Trout Streams Forever

Preserving our coldwater stream aquatic ecosystems for future generations

Protecting the health of our coldwater stream ecosystems

Trout Stream Aquatic Macroinvertebrates
aquatic insect larvae

Mayfly, caddisfly, and stonefly larvae are the "Canaries in the Coal Mine". Scientists have proven around the World, that aquatic insect's diversity and density can be used to determine the health of a stream. Unfortunately, many important aquatic insects are declining.

Monitoring the Stream Macroinvertebrates
collecting aquatic insect larvae

Scientists have studied the aquatic macroinvertebrates living in the benthic zone of our cold-water streams and have identified aquatic macroinvertebrates species that are the least tolerant to organic pollution, and species  that are extremely tolerant to organic pollution.

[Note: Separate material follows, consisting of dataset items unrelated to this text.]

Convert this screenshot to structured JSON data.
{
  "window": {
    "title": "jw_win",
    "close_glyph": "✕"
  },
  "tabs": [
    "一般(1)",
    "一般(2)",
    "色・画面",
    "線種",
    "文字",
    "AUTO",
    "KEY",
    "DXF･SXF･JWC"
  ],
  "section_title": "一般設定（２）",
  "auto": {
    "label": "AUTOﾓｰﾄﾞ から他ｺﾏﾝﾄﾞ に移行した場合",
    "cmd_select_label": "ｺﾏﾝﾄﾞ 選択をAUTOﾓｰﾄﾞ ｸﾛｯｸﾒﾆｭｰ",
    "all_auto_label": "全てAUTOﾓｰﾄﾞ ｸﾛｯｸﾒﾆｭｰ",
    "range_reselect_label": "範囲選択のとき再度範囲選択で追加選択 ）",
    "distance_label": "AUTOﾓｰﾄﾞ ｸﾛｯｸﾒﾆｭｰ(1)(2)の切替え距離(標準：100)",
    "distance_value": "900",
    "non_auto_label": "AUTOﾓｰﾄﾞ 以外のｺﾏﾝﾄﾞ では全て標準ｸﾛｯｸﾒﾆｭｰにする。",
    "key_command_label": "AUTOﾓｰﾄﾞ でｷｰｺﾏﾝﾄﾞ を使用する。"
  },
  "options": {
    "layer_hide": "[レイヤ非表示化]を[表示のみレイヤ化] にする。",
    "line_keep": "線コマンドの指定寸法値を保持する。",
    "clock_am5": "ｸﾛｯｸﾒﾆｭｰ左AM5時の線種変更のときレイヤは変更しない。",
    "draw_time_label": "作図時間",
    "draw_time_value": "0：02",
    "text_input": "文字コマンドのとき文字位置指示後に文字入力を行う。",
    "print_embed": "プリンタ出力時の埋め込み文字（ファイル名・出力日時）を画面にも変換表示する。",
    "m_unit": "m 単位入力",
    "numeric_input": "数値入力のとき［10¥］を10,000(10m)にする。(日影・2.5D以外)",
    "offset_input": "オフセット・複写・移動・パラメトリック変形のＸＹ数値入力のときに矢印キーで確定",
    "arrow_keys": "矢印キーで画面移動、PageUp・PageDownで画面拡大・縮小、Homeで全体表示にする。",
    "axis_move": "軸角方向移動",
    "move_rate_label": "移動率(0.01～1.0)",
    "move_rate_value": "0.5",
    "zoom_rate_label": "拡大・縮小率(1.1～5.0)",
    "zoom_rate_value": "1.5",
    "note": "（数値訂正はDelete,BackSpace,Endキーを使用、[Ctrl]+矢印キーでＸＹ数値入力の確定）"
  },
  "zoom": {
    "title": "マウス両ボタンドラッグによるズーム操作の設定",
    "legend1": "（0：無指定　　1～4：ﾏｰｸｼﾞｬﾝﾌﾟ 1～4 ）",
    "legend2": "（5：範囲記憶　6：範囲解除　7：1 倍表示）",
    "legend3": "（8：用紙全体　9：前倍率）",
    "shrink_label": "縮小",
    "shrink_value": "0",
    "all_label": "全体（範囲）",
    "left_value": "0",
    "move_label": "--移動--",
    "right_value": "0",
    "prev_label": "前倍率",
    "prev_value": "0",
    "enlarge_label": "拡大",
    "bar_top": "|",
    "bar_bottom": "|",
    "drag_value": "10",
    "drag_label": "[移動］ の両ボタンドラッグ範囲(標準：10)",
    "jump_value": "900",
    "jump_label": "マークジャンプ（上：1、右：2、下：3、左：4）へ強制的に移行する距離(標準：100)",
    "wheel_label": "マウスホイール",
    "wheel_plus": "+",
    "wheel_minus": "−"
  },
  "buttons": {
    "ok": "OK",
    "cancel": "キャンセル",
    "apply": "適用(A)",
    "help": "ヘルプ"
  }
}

Chemical Warfare on our Trout Stream Ecosystems

It may seem harsh saying we are causing chemical welfare on our coldwater aquatic insects and trout stream ecosystems, but in reality it is true. Scientists are now pointing to Neonic pesticide products as a major cause for the decline of our mayfly, caddisfly, and stonefly populations in many of our coldwater trout streams. Compounding the problem are organic sediments running into our streams from rain runoff and floods. Fortunately, it is not too late for us to solve these issues, or at least dramatically reduce them.